The Challenge for Independent Health Care Practices

Explore the critical issue of lack of control faced by healthcare practices today, emphasizing the need for providers to take charge of their destiny through improved data management, technology adoption, networking, and compliance measures.

In my opinion, the biggest issue for healthcare practices today is their lack of control over their destiny. In a sense, they never had any – and any independence and mastery over their future was only illusory. However, it has become painfully clear to me after almost 34 years in healthcare that this is the biggest challenge facing independent groups and independent physician associations today.

Their payments, if part of managed care or accountable care, are often subject to the whims and fancies of the HMOs or CMS. Rules can change arbitrarily or retroactively, and data can change, be hidden, or contested as needed. Payments come months later, sometimes as late as 18-24 months. 

The small practices need more resources to challenge these numbers – nor the ability to review them independently. As a result, they rely heavily on health plans and CMS while providing service and producing data, with the data utilized by the payers or regulatory authorities. 

PBMs are a complete joke. They pay one amount to the manufacturer and charge another to the insurance company. Part D expenses have layers within layers of commission and hidden charges. Drug prices are increased by 13-15% annually, and no one can lift a finger to address this issue. 

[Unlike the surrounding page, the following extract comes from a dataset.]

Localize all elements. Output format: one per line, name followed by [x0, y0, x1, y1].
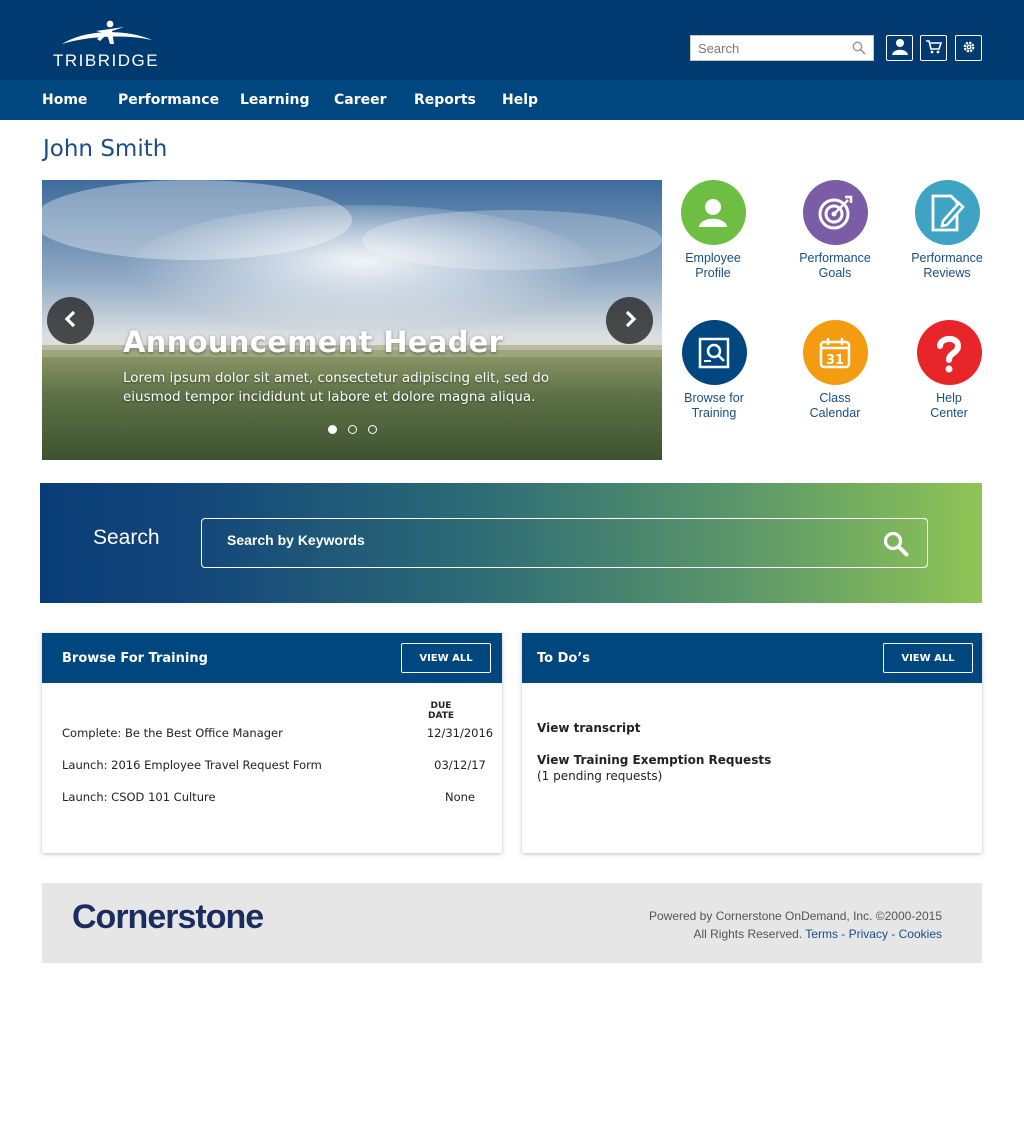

Recently, a health plan refused to share any bonuses and conveniently refuted the data it had shared over the last 12 months with us consistently over its portal. The CEO of one of the largest health insurers had no problem completely changing numbers and reducing benchmarks by 30%, and when challenged, he agreed to restore the reduction immediately. 

Another CEO of a Fortune 100 health plan lied to us and facilitated the transfer of three providers from our network to another controlled by her health plan. All this is done covertly and illegally while flouting all professional relationships and etiquette. 

She broke her contract with an oncology network and denied having signed the agreement and when confronted, conveniently apologized for her mistake while insisting on the legitimacy of her move.

This behavior is reprehensible, and witnessing providers on the receiving end of this collusive and collaborative systemic bias is distressing. What is the solution?

There is only one in my mind. Providers must get their act together, whether referring to compliance, operations, technology, or financial planning. Providers must manage their own data, harness new technologies like AI and RPA to improve efficiencies, network to create more equitable contracts for their services, and build effective compliance and regulatory platforms to increase their earnings and improve their safety. 

Providers have to control their destiny, and they can only do this when they are not just producers of data but also consumers, managers, controllers, and appraisers. Then, and only then, will they have the financial and legal ability to take on the emerging forces arraigned against them and can bring better value for their “low premium services.”